While there is a lot of information and bad media regarding heavy and binge drinking (and rightly so), the benefits of light to moderate drinking are worth taking note of. Interestingly, the French, who traditionally consume high cholesterol foods such as cheese, pastries and pates in high quantities, have the second lowest rate of heart disease in the world (Japanese have the lowest). The consumption of red wine in France is ranked higher than any other country, and while this is the case the French are not heavy drinkers they just consume in small quantities on a regular basis. Research suggests that the regular consumption of red wine helps to keep heart disease so low. Numerous studies from around the world have supported research findings from French population studies, suggesting that those who drink a little on a regular basis have the best health, particularly in relation to heart disease, even better than those who abstain from alcohol completely. So why is red wine so good for you?
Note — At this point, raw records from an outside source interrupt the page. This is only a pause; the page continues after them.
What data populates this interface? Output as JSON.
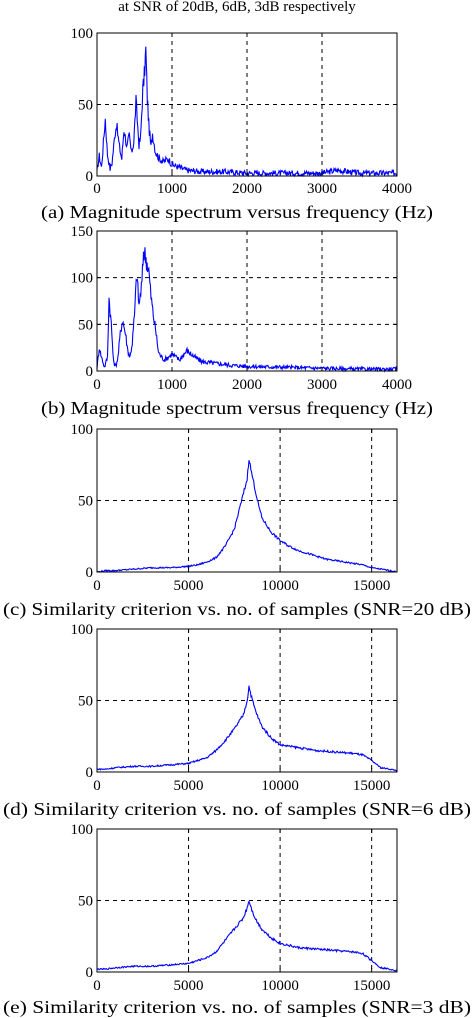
{
  "header": {
    "caption": "at SNR of 20dB, 6dB, 3dB respectively"
  },
  "style": {
    "line_color": "#0000ff",
    "axis_color": "#000000",
    "grid_color": "#000000"
  },
  "chart_data": [
    {
      "id": "a",
      "type": "line",
      "caption": "(a) Magnitude spectrum versus frequency (Hz)",
      "xlabel": "",
      "ylabel": "",
      "xlim": [
        0,
        4000
      ],
      "ylim": [
        0,
        100
      ],
      "xticks": [
        0,
        1000,
        2000,
        3000,
        4000
      ],
      "yticks": [
        0,
        50,
        100
      ],
      "grid": true,
      "series": [
        {
          "values": [
            [
              0,
              3
            ],
            [
              30,
              14
            ],
            [
              60,
              6
            ],
            [
              110,
              40
            ],
            [
              140,
              15
            ],
            [
              175,
              5
            ],
            [
              200,
              9
            ],
            [
              240,
              30
            ],
            [
              260,
              36
            ],
            [
              300,
              20
            ],
            [
              330,
              12
            ],
            [
              360,
              33
            ],
            [
              400,
              20
            ],
            [
              430,
              28
            ],
            [
              460,
              16
            ],
            [
              490,
              24
            ],
            [
              520,
              52
            ],
            [
              560,
              22
            ],
            [
              580,
              26
            ],
            [
              610,
              60
            ],
            [
              630,
              70
            ],
            [
              650,
              88
            ],
            [
              670,
              55
            ],
            [
              690,
              36
            ],
            [
              720,
              20
            ],
            [
              740,
              30
            ],
            [
              780,
              17
            ],
            [
              820,
              13
            ],
            [
              880,
              10
            ],
            [
              950,
              12
            ],
            [
              1000,
              8
            ],
            [
              1100,
              6
            ],
            [
              1200,
              4
            ],
            [
              1400,
              3
            ],
            [
              1700,
              3
            ],
            [
              2000,
              2
            ],
            [
              2500,
              2
            ],
            [
              3000,
              2
            ],
            [
              3200,
              4
            ],
            [
              3500,
              2
            ],
            [
              4000,
              2
            ]
          ]
        }
      ]
    },
    {
      "id": "b",
      "type": "line",
      "caption": "(b) Magnitude spectrum versus frequency (Hz)",
      "xlabel": "",
      "ylabel": "",
      "xlim": [
        0,
        4000
      ],
      "ylim": [
        0,
        150
      ],
      "xticks": [
        0,
        1000,
        2000,
        3000,
        4000
      ],
      "yticks": [
        0,
        50,
        100,
        150
      ],
      "grid": true,
      "series": [
        {
          "values": [
            [
              0,
              3
            ],
            [
              30,
              25
            ],
            [
              60,
              15
            ],
            [
              100,
              4
            ],
            [
              140,
              15
            ],
            [
              160,
              78
            ],
            [
              190,
              50
            ],
            [
              220,
              10
            ],
            [
              250,
              5
            ],
            [
              280,
              15
            ],
            [
              310,
              40
            ],
            [
              340,
              55
            ],
            [
              380,
              40
            ],
            [
              410,
              22
            ],
            [
              440,
              15
            ],
            [
              470,
              30
            ],
            [
              500,
              60
            ],
            [
              530,
              105
            ],
            [
              560,
              70
            ],
            [
              600,
              95
            ],
            [
              620,
              128
            ],
            [
              640,
              125
            ],
            [
              660,
              118
            ],
            [
              690,
              108
            ],
            [
              720,
              80
            ],
            [
              750,
              60
            ],
            [
              780,
              45
            ],
            [
              820,
              20
            ],
            [
              860,
              15
            ],
            [
              900,
              12
            ],
            [
              1000,
              18
            ],
            [
              1100,
              12
            ],
            [
              1200,
              22
            ],
            [
              1300,
              15
            ],
            [
              1400,
              10
            ],
            [
              1600,
              8
            ],
            [
              1800,
              6
            ],
            [
              2000,
              5
            ],
            [
              2500,
              4
            ],
            [
              3000,
              3
            ],
            [
              3500,
              2
            ],
            [
              4000,
              2
            ]
          ]
        }
      ]
    },
    {
      "id": "c",
      "type": "line",
      "caption": "(c) Similarity criterion vs. no. of samples (SNR=20 dB)",
      "xlabel": "",
      "ylabel": "",
      "xlim": [
        0,
        16384
      ],
      "ylim": [
        0,
        100
      ],
      "xticks": [
        0,
        5000,
        10000,
        15000
      ],
      "yticks": [
        0,
        50,
        100
      ],
      "grid": true,
      "series": [
        {
          "values": [
            [
              0,
              0
            ],
            [
              500,
              1
            ],
            [
              1000,
              1
            ],
            [
              2000,
              2
            ],
            [
              3000,
              3
            ],
            [
              4000,
              3
            ],
            [
              5000,
              4
            ],
            [
              5500,
              5
            ],
            [
              6000,
              7
            ],
            [
              6500,
              10
            ],
            [
              7000,
              18
            ],
            [
              7500,
              30
            ],
            [
              7800,
              45
            ],
            [
              8000,
              55
            ],
            [
              8200,
              65
            ],
            [
              8300,
              80
            ],
            [
              8400,
              72
            ],
            [
              8600,
              60
            ],
            [
              8800,
              48
            ],
            [
              9000,
              38
            ],
            [
              9500,
              28
            ],
            [
              10000,
              22
            ],
            [
              10500,
              18
            ],
            [
              11000,
              15
            ],
            [
              11500,
              13
            ],
            [
              12000,
              11
            ],
            [
              12500,
              9
            ],
            [
              13000,
              8
            ],
            [
              13500,
              7
            ],
            [
              14000,
              6
            ],
            [
              14500,
              5
            ],
            [
              15000,
              3
            ],
            [
              15500,
              2
            ],
            [
              16000,
              1
            ],
            [
              16384,
              0
            ]
          ]
        }
      ]
    },
    {
      "id": "d",
      "type": "line",
      "caption": "(d) Similarity criterion vs. no. of samples (SNR=6 dB)",
      "xlabel": "",
      "ylabel": "",
      "xlim": [
        0,
        16384
      ],
      "ylim": [
        0,
        100
      ],
      "xticks": [
        0,
        5000,
        10000,
        15000
      ],
      "yticks": [
        0,
        50,
        100
      ],
      "grid": true,
      "series": [
        {
          "values": [
            [
              0,
              2
            ],
            [
              500,
              2
            ],
            [
              1000,
              3
            ],
            [
              2000,
              4
            ],
            [
              3000,
              4
            ],
            [
              4000,
              5
            ],
            [
              5000,
              6
            ],
            [
              5500,
              8
            ],
            [
              6000,
              10
            ],
            [
              6500,
              15
            ],
            [
              7000,
              22
            ],
            [
              7500,
              30
            ],
            [
              8000,
              40
            ],
            [
              8200,
              50
            ],
            [
              8300,
              60
            ],
            [
              8450,
              52
            ],
            [
              8600,
              45
            ],
            [
              8800,
              38
            ],
            [
              9000,
              32
            ],
            [
              9500,
              24
            ],
            [
              10000,
              19
            ],
            [
              11000,
              17
            ],
            [
              12000,
              15
            ],
            [
              13000,
              14
            ],
            [
              14000,
              13
            ],
            [
              14500,
              12
            ],
            [
              15000,
              8
            ],
            [
              15500,
              3
            ],
            [
              16000,
              2
            ],
            [
              16384,
              1
            ]
          ]
        }
      ]
    },
    {
      "id": "e",
      "type": "line",
      "caption": "(e) Similarity criterion vs. no. of samples (SNR=3 dB)",
      "xlabel": "",
      "ylabel": "",
      "xlim": [
        0,
        16384
      ],
      "ylim": [
        0,
        100
      ],
      "xticks": [
        0,
        5000,
        10000,
        15000
      ],
      "yticks": [
        0,
        50,
        100
      ],
      "grid": true,
      "series": [
        {
          "values": [
            [
              0,
              2
            ],
            [
              500,
              2
            ],
            [
              1000,
              3
            ],
            [
              2000,
              4
            ],
            [
              3000,
              4
            ],
            [
              4000,
              5
            ],
            [
              5000,
              6
            ],
            [
              5500,
              8
            ],
            [
              6000,
              10
            ],
            [
              6500,
              14
            ],
            [
              7000,
              22
            ],
            [
              7500,
              30
            ],
            [
              8000,
              38
            ],
            [
              8200,
              45
            ],
            [
              8300,
              50
            ],
            [
              8500,
              42
            ],
            [
              8700,
              36
            ],
            [
              9000,
              30
            ],
            [
              9500,
              24
            ],
            [
              10000,
              20
            ],
            [
              11000,
              17
            ],
            [
              12000,
              16
            ],
            [
              13000,
              15
            ],
            [
              14000,
              14
            ],
            [
              14500,
              13
            ],
            [
              15000,
              8
            ],
            [
              15500,
              3
            ],
            [
              16000,
              2
            ],
            [
              16384,
              1
            ]
          ]
        }
      ]
    }
  ]
}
Red wine contains over 50 phenolic compounds, also known as polyphenols. Polyphenols function as anti-oxidants which benefit the body in a number of ways including helping to prevent blood clotting, reducing thickening of the arterial walls and keeping the blood vessels ‘elastic’ under increased blood flow. All of these things ensure the blood flows freely (similar to the effects of aspirin) and this is why red wine is dubbed the ‘heart protector’.
In addition to the protective effects red wine provides the heart, red wine consumption has other health benefits:
A study from the University of Missouri-Columbia found that red wine has anti-microbial properties which help to destroy harmful food-borne microbials that cause ulcers, and yet do not harm the naturally good bacteria found in our intestinal tract. The synergistic effect of organic acids (malic and tartaric acid), ethanol and the low PH is believed to give red wine it’s anti-microbial properties.
A phenolic compound known as Resveratrol gives red wine anti-fungal properties. Resveratrol, produced by the grape itself, has been found to fight off fungal infections. Quercetin, epicatechin and rutin also found in Red wine have the same anti-fungal effects as Resveratrol, and are meant to be more powerful and present in larger concentrations. Resveratrol has also been linked to reducing the risk of ischemic stroke and inhibiting tumour growth.
So is white wine as good as red wine? Apparently not. Research has found that red wine is more beneficial than white wine. Red wine has 10 times more of the chemical benefits because it is made with the grape skin and seeds.
While all of this information is great it is important to remember that heavy consumption of alcohol is not going to increase these benefits, but it will in fact have the opposite effect on your body. Too much alcohol can cause depletion in B Vitamins, Zinc (important for the prostate) and magnesium. Excessive drinking can also increase your risk of cancer, blood pressure and obesity. Government standards recommend that men have no more than 4.5 standard drinks per day and women no more than 2 standard drinks per day (for more information on standard drinks check out http://www.alcohol.gov.au/). Both men and women should have at least 2 alcohol free days per week to give your body a rest.
It would appear that the French have found a happy medium where they drink regularly but in small quantities and this balance means they enjoy the health benefits. Although the have a high cholesterol diet, smoke more and exercise less that Australians they have a much lower chance of dying from heart disease. Maybe one glass of red wine with dinner every few days is OK.